The UAG Web UI offers a way to check the service availability and collect all the UAG log files including Tunnel and Proxy log files.

  1. Click the Read More section to assist with troubleshooting.
  2. Monitor the Edge Services Status. Expand the Edge Services section and find VMware Tunnel. When VMware Tunnel is running as expected, a green light on the left side of the service is shown. If any other color light is shown, either the service is not running or it is running with errors that requires further investigation. In the UAG Web UI, hover over the color light shown for more information.
  3. Collecting Logs from the Appliance. Download the .zip archive of logs from the Support Settings section of the Admin UI. These log files are collected from the /opt/vmware/gateway/logs directory on the appliance.
  4. Review the appliance-agent.log, making sure that both Tunnel and the Proxy services are installed correctly.
    Note: The log should display: [main] INFO c.a.a.a.s.i.tunnel.TunnelInstaller - VMware Tunnel Proxy installation SUCCESS!!!! and/or [main] INFO c.a.a.a.s.i.tunnel.TunnelInstaller - VMware Tunnel Per-App Tunnel installation SUCCESS!!!!

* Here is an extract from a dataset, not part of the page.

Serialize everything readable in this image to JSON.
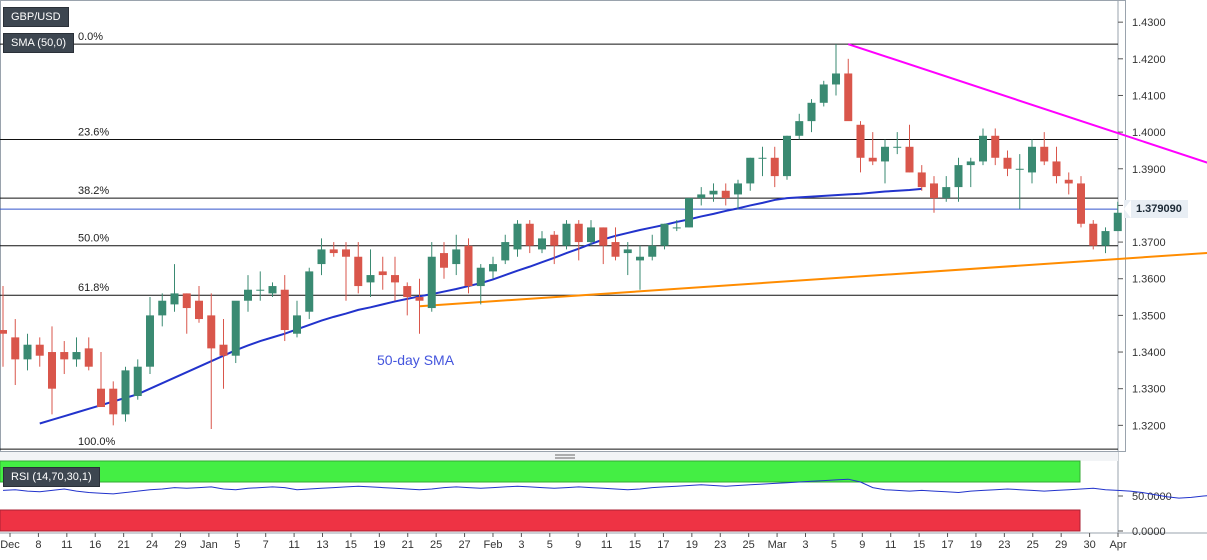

You can access the VMware Tunnel logs from the UAG without logging into the appliance by accessing a specific URL based on your deployment. To download a ZIP file that contains your logs, enter the following URL in a browser:https://<virtual appliance domain name>:9443/rest/v1/monitor/support-archive

Troubleshooting Per-App Tunnel Component

Use these commands to troubleshoot the Per-App Tunnel component.

Function Command
Unified Access Gateway/CentOS/RHEL 7.x

Start the Service

 systemctl start vpnd.services
Unified Access Gateway/CentOS/RHEL 7.x

Stop the Service

 systemctl stop vpnd.service
Unified Access Gateway/CentOS/RHEL 7.x

Restart the Service

 systemctl restart vpnd.service

Troubleshooting PAC Reader

If you have any issues with the VMware Tunnel PAC Reader, check the status and the logs of the PAC Reader. The logs are located in the home pacreader folder on the PAC Reader. Use these commands to troubleshoot the PAC Reader.

Function Command

Start the PAC Reader

 ./pacreader.sh start

Stop the PAC Reader

 ./pacreader.sh stop

Check the PAC Reader status

 /pacreader status

Run the PAC Reader in validation mode

 ./pacreader.sh validate

This command tells the PAC Reader to fetch and parse the PAC file but does not push the rules to the Workspace ONE UEM console.